Wicklow council ordered to remove up to 1.4m tonnes from dump

High Court orders removal of waste and contaminated soil within three years

The site of the illegal dump at Whitestown, Co Wicklow, in 2001. File photograph Joe St Leger

The site of the illegal dump at Whitestown, Co Wicklow, in 2001. File photograph Joe St Leger

 

Wicklow County Council has been ordered to remove everything from the site of the largest illegal dump discovered in the State to date.

The High Court also ruled adjacent soil, which the council says has been contaminated by the illegal dumping, must also be removed.

The council has estimated previously that the cost of removing all illegal waste from the site in Whitestown, near Baltinglass, would be about €35 million.

In a lengthy and continuing case involving the council and Brownfield Restoration (Ireland) Limited, owner of the site but not operator of the illegal dump, the council – and through it the taxpayer – has been left to foot the clean-up bill.

Estimates of the amount of waste dumped illegally at the site vary from 288,600 tonnes to 1.4 million tonnes. The council has estimated that a further million tonnes of soil at the site have been contaminated as a result.

All must now be removed, Mr Justice Richard Humphries directed on Friday in a 132-page judgment, and disposed of legally in a manner and location as yet unknown.

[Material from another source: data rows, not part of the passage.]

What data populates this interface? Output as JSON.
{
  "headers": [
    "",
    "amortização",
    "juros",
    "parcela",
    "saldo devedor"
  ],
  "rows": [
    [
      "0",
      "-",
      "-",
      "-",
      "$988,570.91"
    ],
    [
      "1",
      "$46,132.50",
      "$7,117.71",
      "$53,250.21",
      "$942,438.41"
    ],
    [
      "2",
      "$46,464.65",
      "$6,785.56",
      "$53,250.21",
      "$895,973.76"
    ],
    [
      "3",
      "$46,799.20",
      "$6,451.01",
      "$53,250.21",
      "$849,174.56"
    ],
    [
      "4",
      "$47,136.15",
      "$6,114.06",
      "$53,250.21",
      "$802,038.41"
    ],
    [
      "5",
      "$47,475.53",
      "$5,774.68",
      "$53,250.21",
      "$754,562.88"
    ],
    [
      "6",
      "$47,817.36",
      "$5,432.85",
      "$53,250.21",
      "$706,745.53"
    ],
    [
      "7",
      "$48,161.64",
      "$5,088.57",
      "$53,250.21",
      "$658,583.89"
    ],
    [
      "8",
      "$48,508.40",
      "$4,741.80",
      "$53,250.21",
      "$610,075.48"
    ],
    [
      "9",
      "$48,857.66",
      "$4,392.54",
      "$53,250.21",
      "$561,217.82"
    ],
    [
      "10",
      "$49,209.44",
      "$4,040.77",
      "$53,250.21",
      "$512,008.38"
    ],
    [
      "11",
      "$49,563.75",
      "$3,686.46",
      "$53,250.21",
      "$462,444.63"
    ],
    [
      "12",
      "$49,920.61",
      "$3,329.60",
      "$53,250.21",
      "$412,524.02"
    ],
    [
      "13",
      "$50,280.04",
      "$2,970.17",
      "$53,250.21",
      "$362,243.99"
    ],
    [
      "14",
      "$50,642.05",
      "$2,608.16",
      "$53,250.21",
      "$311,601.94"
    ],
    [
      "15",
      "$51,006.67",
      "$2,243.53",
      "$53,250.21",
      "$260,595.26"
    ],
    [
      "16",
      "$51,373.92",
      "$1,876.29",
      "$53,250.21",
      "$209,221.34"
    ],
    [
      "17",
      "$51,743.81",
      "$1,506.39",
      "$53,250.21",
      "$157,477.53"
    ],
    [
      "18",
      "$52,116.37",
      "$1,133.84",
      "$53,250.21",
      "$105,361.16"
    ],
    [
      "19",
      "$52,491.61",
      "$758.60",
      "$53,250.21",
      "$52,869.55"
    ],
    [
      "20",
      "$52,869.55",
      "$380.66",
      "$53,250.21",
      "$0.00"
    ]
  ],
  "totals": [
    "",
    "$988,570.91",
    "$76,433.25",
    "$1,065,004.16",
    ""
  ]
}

A partial remediation of the illegal dump, which the council carried out in 2014 at a cost of €3.9 million and which it claimed was done to the highest national and European standards, was described by Mr Justice Humphreys as “botched”.

Asbestos

The council did not put in a membrane to separate the illegal waste from the surrounding soil. The waste, 98 per cent of which remains in situ and includes asbestos, is sitting in water and is on land that drains into a tributary of the Slaney river, which provides drinking water to homes in Carlow and Enniscorthy.

The illegal dump was operated from the 1980s until late 2001. Waste dumped included domestic and hospital waste, industrial waste brought there by private operators, and toxic tarmacadam road spoil and other waste left by the council.

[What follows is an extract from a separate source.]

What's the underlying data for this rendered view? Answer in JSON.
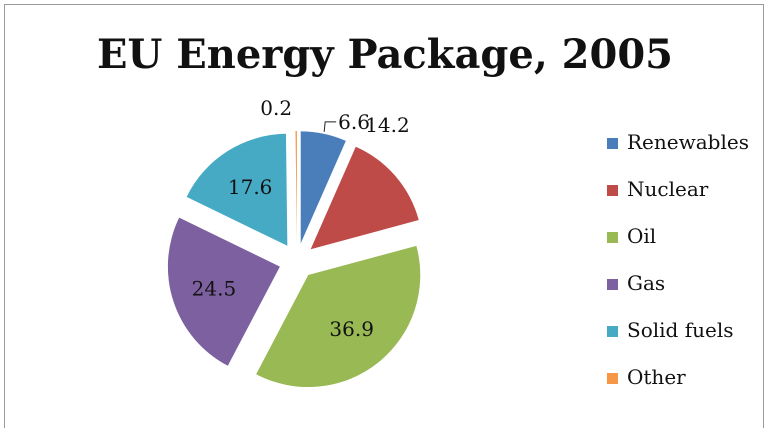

As part of its remediation effort at the dump, the council spread soil over the waste but did little else. On all points relating to the proper remediation of the site, Mr Justice Humphreys found against the council.

“Given the wide scale of council dumping and the long period over which it has progressed, and the council’s dilatoriness in pursuing effectively the other polluters such that it is now not possible to do so, it is not disproportionate to require the council to remediate the site,” he said.

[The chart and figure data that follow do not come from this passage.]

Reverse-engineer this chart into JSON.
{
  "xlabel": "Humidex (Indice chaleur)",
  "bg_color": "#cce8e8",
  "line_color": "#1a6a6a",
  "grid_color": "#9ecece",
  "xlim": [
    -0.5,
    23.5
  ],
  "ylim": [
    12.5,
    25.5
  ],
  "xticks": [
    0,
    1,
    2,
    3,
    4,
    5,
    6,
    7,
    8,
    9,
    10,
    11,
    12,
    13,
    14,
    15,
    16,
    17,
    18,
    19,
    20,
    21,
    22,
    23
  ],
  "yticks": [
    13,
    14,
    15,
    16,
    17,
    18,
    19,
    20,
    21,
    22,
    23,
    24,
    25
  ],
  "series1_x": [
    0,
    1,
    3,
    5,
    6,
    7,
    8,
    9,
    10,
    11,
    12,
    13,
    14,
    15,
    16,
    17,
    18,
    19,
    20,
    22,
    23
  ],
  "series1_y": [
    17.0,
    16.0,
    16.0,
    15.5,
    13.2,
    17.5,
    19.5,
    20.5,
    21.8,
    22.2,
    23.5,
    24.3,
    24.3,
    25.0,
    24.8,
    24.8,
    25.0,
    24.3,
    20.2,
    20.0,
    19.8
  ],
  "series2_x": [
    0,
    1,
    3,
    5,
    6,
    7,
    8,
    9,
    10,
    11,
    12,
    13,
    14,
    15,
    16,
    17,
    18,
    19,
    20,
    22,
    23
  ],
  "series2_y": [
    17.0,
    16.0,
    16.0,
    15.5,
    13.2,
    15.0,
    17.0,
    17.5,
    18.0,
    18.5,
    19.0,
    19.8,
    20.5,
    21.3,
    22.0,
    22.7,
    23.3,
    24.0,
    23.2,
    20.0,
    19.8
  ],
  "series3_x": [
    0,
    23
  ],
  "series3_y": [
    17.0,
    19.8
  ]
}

He characterised as “perverse” the council’s position that a clean-up order would be disproportionate on it because of the high cost.

He said such a view “would be familiar to Dean Swift”, a reference to the 18th-century Irish satirist.

“On the contrary, the more waste there is the more important that is it removed,” said the judge, adding that “the cost is a consequence; it is not a reason not to order removal”.

Environmental risk

The judge referred to the “environmental risk caused by [the council’s] botched remediation” and ordered it to return to court on Tuesday with a draft timetable for a full and proper remediation of the whole site.

He directed that the site, close to which there are several homes whose residents for years complained to the council about the dump but to no avail, be fully restored and free of all illegal waste and contaminated soil within three years, in consultation with the Environmental Protection Agency.

Asked to comment on the case, a spokesman for the Department of Communications, Climate Action and Environment said it would take time for the council and other regulatory authorities to read the lengthy judgment before consideration could be given as to its full implications and the next steps to be taken.

The case, which has run for almost 80 days, resumes on Tuesday.